La lectura de “Un bárbaro en París”, además de las enormes cantidades de placer que provoca, viene acompañada de una fuerte dosis de terror y asombro. El hombre que escribió dichos textos a finales del siglo XX e inicios del XXI pareciera no ser el mismo que hace poco ingresó a la Academia Francesa. Es un hecho que el paso de los años nos transforma, pero la idea de que estos nos puedan convertir en lo que alguna vez criticamos y hasta detestamos, aterra.
Las polémicas provocadas por el Nobel no son novedad, sobre todo si comenta la coyuntura política, pero lo que el lector ve en su más reciente publicación no son más que posturas y convicciones que, de no ser por una hoja de papel, habrían deambulado en el olvido. El mismo hombre que le agradeció a Jean Paul Sartre haberle salvado del esquematismo y la visión unilateral es aquel que elección tras elección ha tomado partido por un único candidato para venderlo como la salvación ante la amenaza de aquellos que contradecían sus creencias más sólidas.
Quienes durante años hemos leído -y lo seguimos haciendo- con admiración y entrega cada una de sus novelas no podemos dejar de vernos reflejados en el párrafo donde “el sartrecillo valiente” recuerda al autor de La náusea y de la consternación que sufrió al darse cuenta que incluso “el hombre más inteligente del mundo podía también -aunque fuese en un momento de desánimo- decir tonterías”.
Pareciera que el autor de “La llamada de la tribu”, estupendo libro sobre la vida y obra de grandes pensadores, se ha alejado cada vez más del liberalismo abierto a lo similar y extraño para así olvidar la advertencia de Albert Camus sobre toda teoría que se presenta como absoluta, pues tarde o temprano justifica el crimen y la mentira. Hace tan solo unos días, el escritor olvidó por completo la muerte de 60 personas -la mayoría producto de la brutalidad de las fuerzas del orden- para elogiar a la presidenta Dina Boluarte asegurando que “ha procedido de manera justa” ante los disturbios desatados desde el 7 de diciembre.
Lo que sucede en nuestro país es lo que alguna vez Vargas Llosa entendió de sus lecturas de Camus y plasmó en un texto suyo de 1975: que la libertad política vale poca cosa para alguien que se mantiene en la miseria, realiza un trabajo animal y vive en la incultura.
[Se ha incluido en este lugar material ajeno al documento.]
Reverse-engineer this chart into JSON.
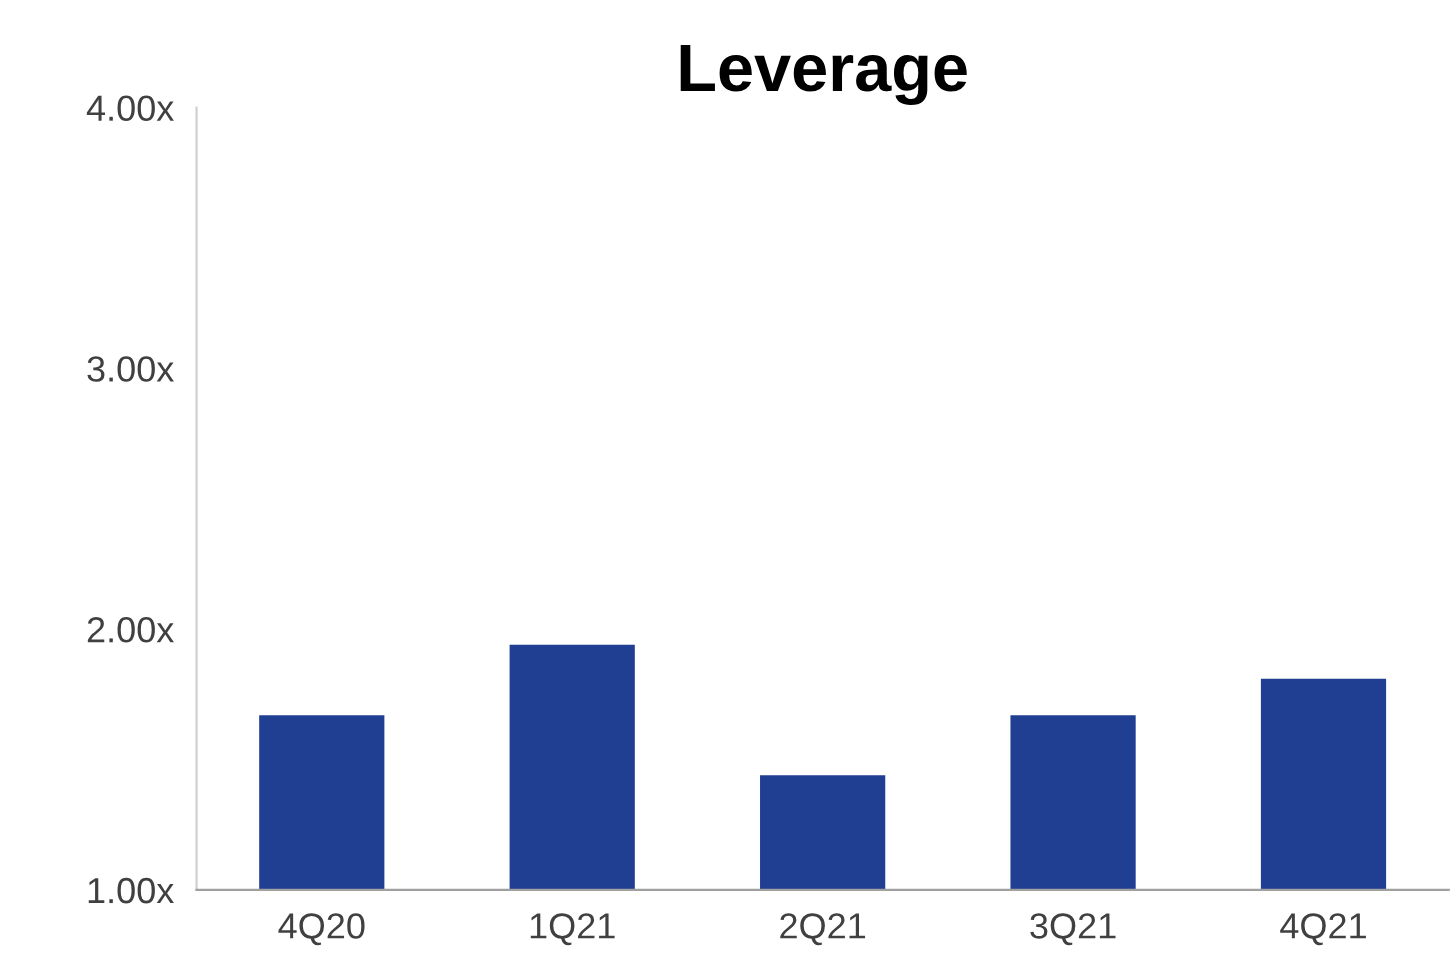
{
  "chart_data": {
    "type": "bar",
    "title": "Leverage",
    "categories": [
      "4Q20",
      "1Q21",
      "2Q21",
      "3Q21",
      "4Q21"
    ],
    "values": [
      1.67,
      1.94,
      1.44,
      1.67,
      1.81
    ],
    "color": "#203f92",
    "ylim": [
      1,
      4
    ],
    "yticks": [
      {
        "value": 1,
        "label": "1.00x"
      },
      {
        "value": 2,
        "label": "2.00x"
      },
      {
        "value": 3,
        "label": "3.00x"
      },
      {
        "value": 4,
        "label": "4.00x"
      }
    ],
    "grid": false
  }
}
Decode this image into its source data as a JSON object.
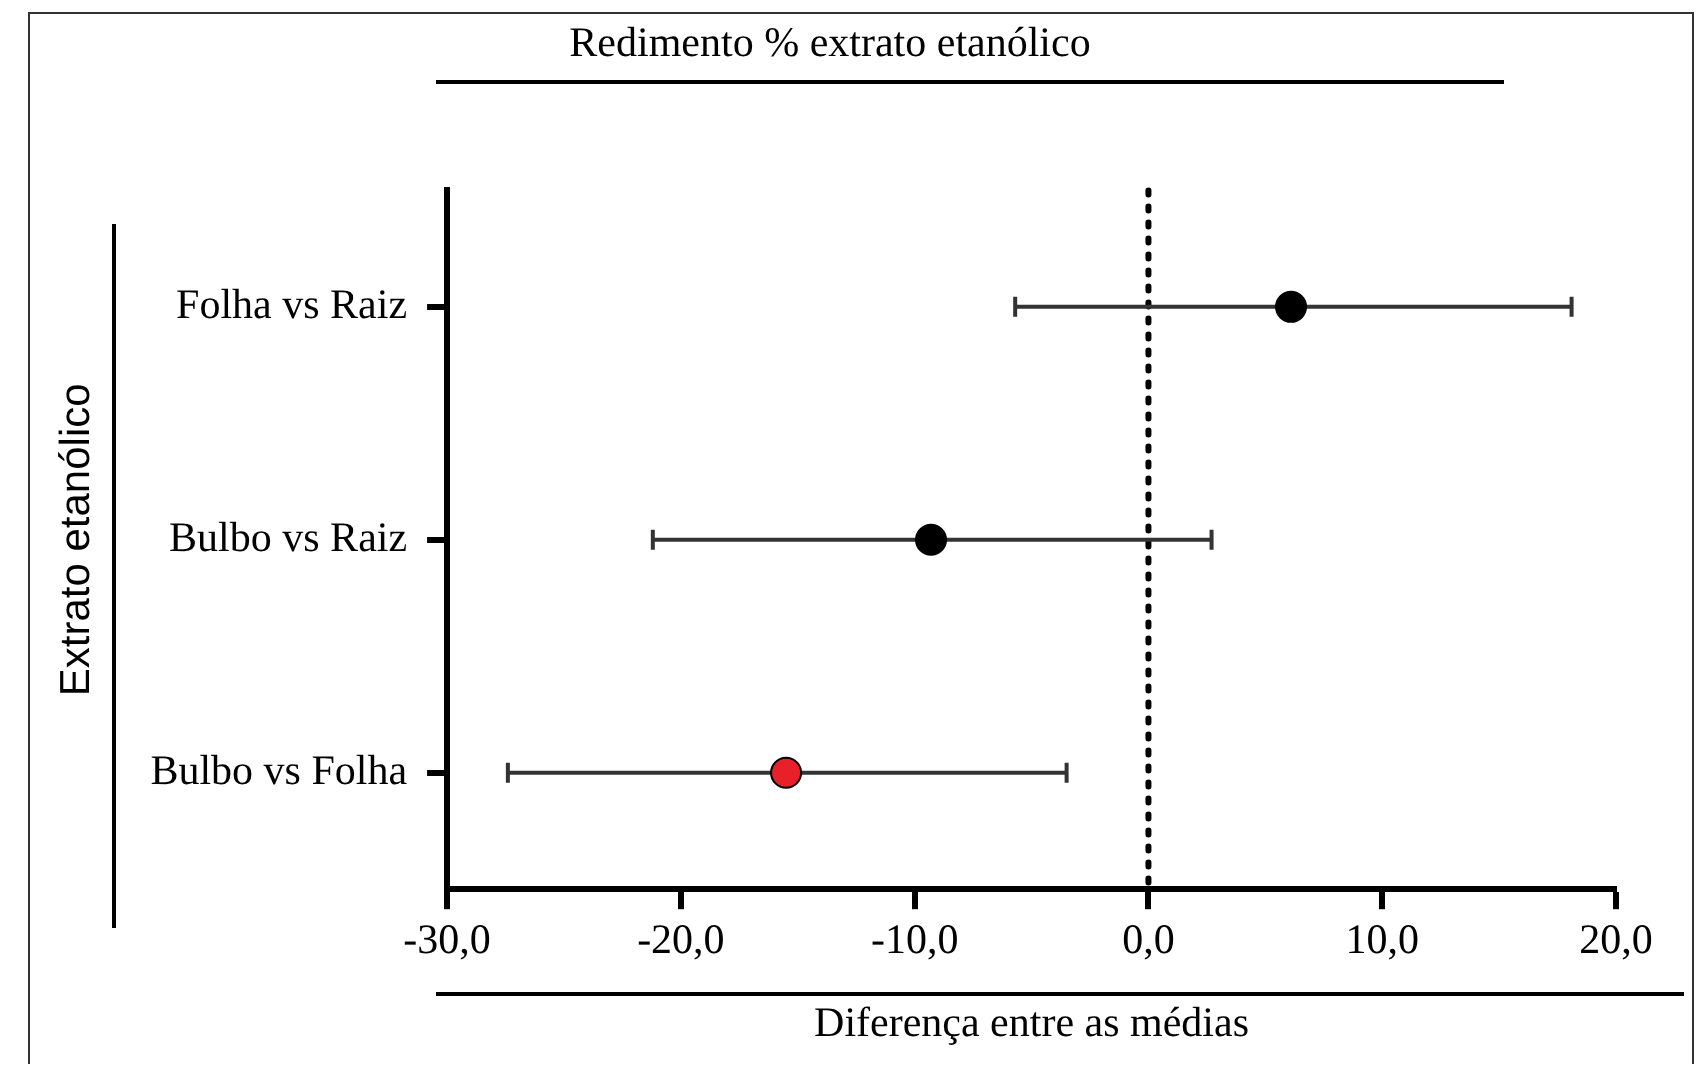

Por eso mismo el autogolpe de 1992 tuvo tal respaldo popular y el perpetrado por Pedro Castillo ha dañado en lo más profundo a miles de peruanos que creyeron en la oportunidad de saldar una deuda histórica, pero depositaron su confianza en un hombre contaminado por las peores taras que caracterizan a nuestra clase política.
El Nobel, junto a buena parte de quienes tienen la posibilidad de contar con un micrófono frente a ellos, borraron de sus cabezas la posibilidad de admitir que el adversario puede tener razón, dejarlo expresarse y aceptar reflexionar sobre sus argumentos. Resultaba sencillo desbaratar los postulados de Pedro Castillo en campaña, pero en lugar de apoderarse de la promesa que representaba el candidato de Perú Libre la menospreciaron y la asfixiaron con estereotipos hasta ridiculizarlas. Olvidaron por completo los escritos del autor de “El extranjero” y aportaron a una polarización que ya hemos visto en Estados Unidos, Chile, Francia, Brasil y que seguirá dividiendo naciones si no cumplimos con la tarea de reconocer la existencia y la voz del otro.
“Un bárbaro en París” queda como un lejano recuerdo del Mario Vargas Llosa que temía a los populismos y que entendía que debía oír a quien se encuentra en las antípodas de su pensamiento. Este libro confirma que, además de buen escritor, es un gran lector; por ello, el deseo de no cerrar las tapas por el miedo de encontrarse con una imagen completamente distinta al levantar la mirada se extiende a lo largo de sus 278 páginas.